We also need to be aware of this issue when comparing the two union-set efficiencies. While the "allow duplicates" case is definitely more efficient (at Θ(n) as opposed to the no duplicates efficiency of Θ(n²)), the value of n in the "allow duplicates" case could potentially be much higher. For example, consider the set {1, 2, 3}. In the "no duplicates" case the size of the underlying list we have to process (and so the n we are dealing with) will always be 3. However, in the "allow duplicates" case all we know for sure is that it will be at least 3 - but (theoretically) there's no upper bound on the size of the underlying list we have to process, so with certain list representations we may find that the Θ(n) operation in the "allow duplicates" case may still perform worse than the Θ(n²) operation in the "no duplicates case.

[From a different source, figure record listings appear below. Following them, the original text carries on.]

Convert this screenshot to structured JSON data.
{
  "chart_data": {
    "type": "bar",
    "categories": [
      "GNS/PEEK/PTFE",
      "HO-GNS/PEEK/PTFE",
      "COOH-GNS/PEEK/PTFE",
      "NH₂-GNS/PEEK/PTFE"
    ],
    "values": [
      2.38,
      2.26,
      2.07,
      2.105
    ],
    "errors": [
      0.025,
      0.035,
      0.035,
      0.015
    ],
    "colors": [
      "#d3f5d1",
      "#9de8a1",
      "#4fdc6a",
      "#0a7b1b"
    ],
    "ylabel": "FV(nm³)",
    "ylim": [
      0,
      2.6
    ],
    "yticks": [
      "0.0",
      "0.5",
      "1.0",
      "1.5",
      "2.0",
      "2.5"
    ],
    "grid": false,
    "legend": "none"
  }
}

With adjoin-set there is no such issue. The "allow duplicates" case will take constant time regardless of the size of the underlying representation (or at least we're assuming that this is how cons works). As a result it doesn't matter that there may be duplicates in the set - this has no effect on the efficiency of the operation, and so the "allow duplicates" case will generally be quicker than the "no duplicates" case.

So when would we use this representation in preference to the non-duplicate one? Well, in applications where we're going to use adjoin-set much more frequently than any of the other operations (and where memory is not a concern) it may be preferable to use the implementation that allows duplicates.